Le brouillard idéologique et politique actuel a comme un arrière-goût nauséabond d’années 30 ! C’est pourquoi des discordances temporelles rendent notre chemin particulièrement difficile, car il s’agit de réagir dans l’urgence à la menace pressante de l’extrême droite, tout en refondant à moyen terme une gauche en ruine sur les plans de la pensée critique, des modes d’organisation, des pratiques politiques émancipatrices et du projet. Et il faudrait le faire en même temps, sans sacrifier le moyen terme à l’urgence ou l’urgence au moyen terme.

 

Dans ce contexte, pourquoi ne pas prendre pour une fois vraiment au sérieux, et pas seulement dans des rhétoriques usagées pour estrades électoralistes, les intelligences populaires et citoyennes ? Ne pourrait-on pas prioritairement mobiliser les forces militantes existantes pour stimuler l’expérimentation d’un autre chemin par le bas, à partir de la vie quotidienne, en mettant de côté les instrumentalisations partisanes et les hommes supposés « providentiels » ? Est-ce que la grandeur humaniste d’une politique d’émancipation, ce n’est justement pas de se nourrir de la pluralité des expériences ordinaires afin de bâtir un cadre général partagé alternatif, et cela dès le moment des résistances ? Plutôt que d’imposer (pour les « chefs ») ou d’attendre (pour « la base ») des slogans, des programmes et des stratégies venant d’en haut.

 

Un exemple de démarche possible ? Travailler localement à l’émergence de marches de la dignité et de la diversité du Peuple pour la justice sociale. Des marches susceptibles de converger sur le plan national et européen, avec des échos internationaux plus larges. Des expériences qui associeraient les aspirations individuelles à la dignité et le souci de justice sociale. Des initiatives centrées sur une question sociale élargie intégrant à la fois les inégalités (de ressources économiques, d’outils culturels, de pouvoirs, de possibilités de reconnaissance personnelle et collective, etc.) et les discriminations (sexistes, racistes, homophobes, etc.).
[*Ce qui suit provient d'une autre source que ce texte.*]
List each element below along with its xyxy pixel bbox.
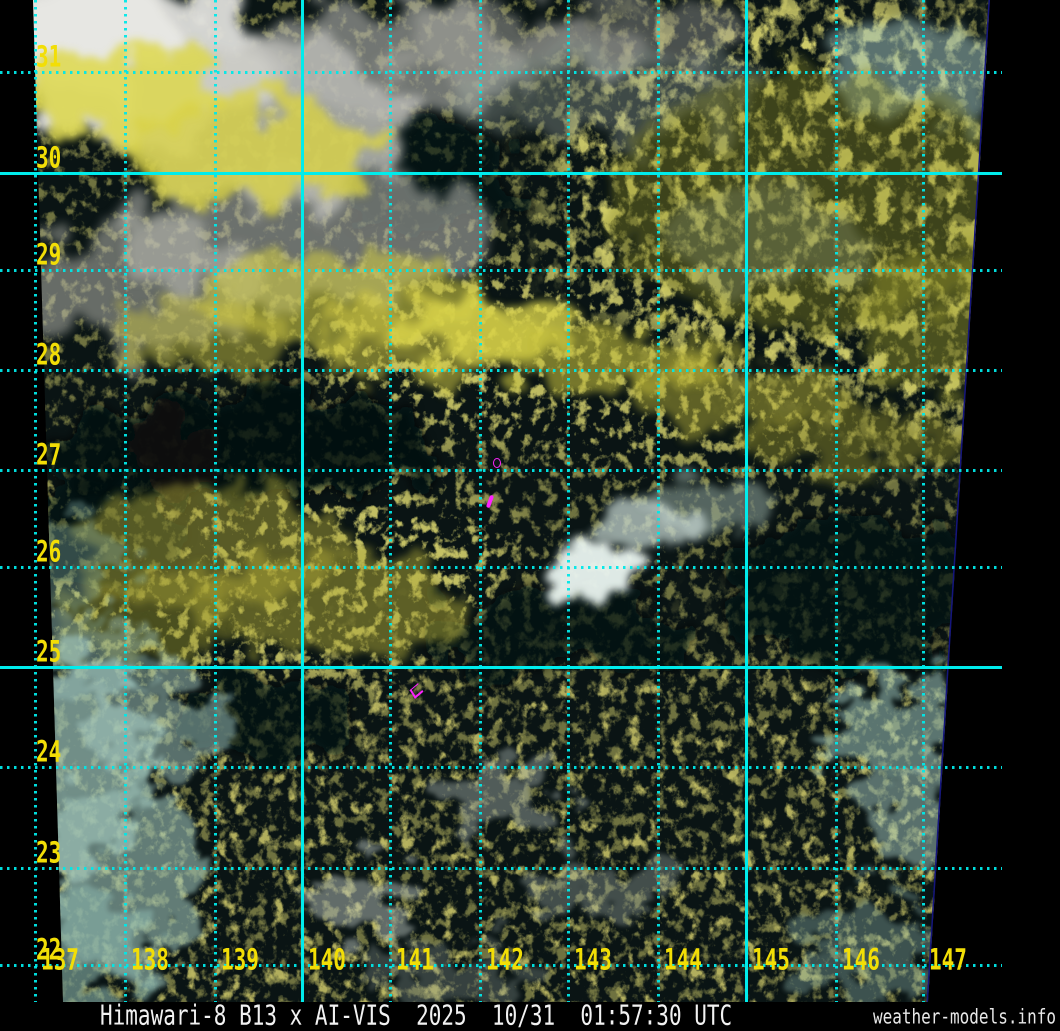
footer-bar: Himawari-8 B13 x AI-VIS 2025 10/31 01:57… bbox=[0, 1002, 1060, 1030]
watermark: weather-models.info bbox=[872, 1003, 1056, 1029]
satellite-map-view: 31 30 29 28 27 26 25 24 23 22 137 138 139 140 141 142 14… bbox=[0, 0, 1002, 1002]
product-title: Himawari-8 B13 x AI-VIS 2025 10/31 01:57… bbox=[100, 999, 733, 1031]
satellite-imagery bbox=[33, 0, 990, 1002]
Des marches qui afficheraient fièrement, dans un élan internationaliste, la diversité (culturelle, religieuse, de genre, etc.) du Peuple, contre l’homogénéité mortifère mise en avant par les néoconservateurs.

 

Après, on verrait sur pièces si tel ou tel parti a eu une utilité effective ou pas. Après, on pourrait mieux évaluer pragmatiquement si la forme parti elle-même - peut-être trop calée historiquement sur les logiques oligarchiques de l’État-nation - est finalement obsolète ou pas. Et, partant, s’il nous faut réinventer d’autres formes d’organisation politique. Chiche ?

 

Paru dans L’Humanité, lundi 1er septembre 2014

 

(*) Auteur de l’ouvrage Les années 30 reviennent et la gauche est dans le brouillard, à paraître en octobre 2014 aux éditions Textuel.

 

(1) La notion de « postfascisme » est empruntée au géographe libertaire Philippe Pelletier (dans P. Pelletier et le groupe Nestor Makhno de la Fédération Anarchiste, Du fascisme au post-fascisme. Mythes et réalités de la menace fasciste. Éléments d’analyse, Paris, Éditions du Monde Libertaire, novembre 1997, 54 p.). Elle devrait permettre de mieux prendre en compte des analogies partielles (et donc à la fois des proximités et des différences) entre les extrêmes droites actuelles et les fascismes des années 30.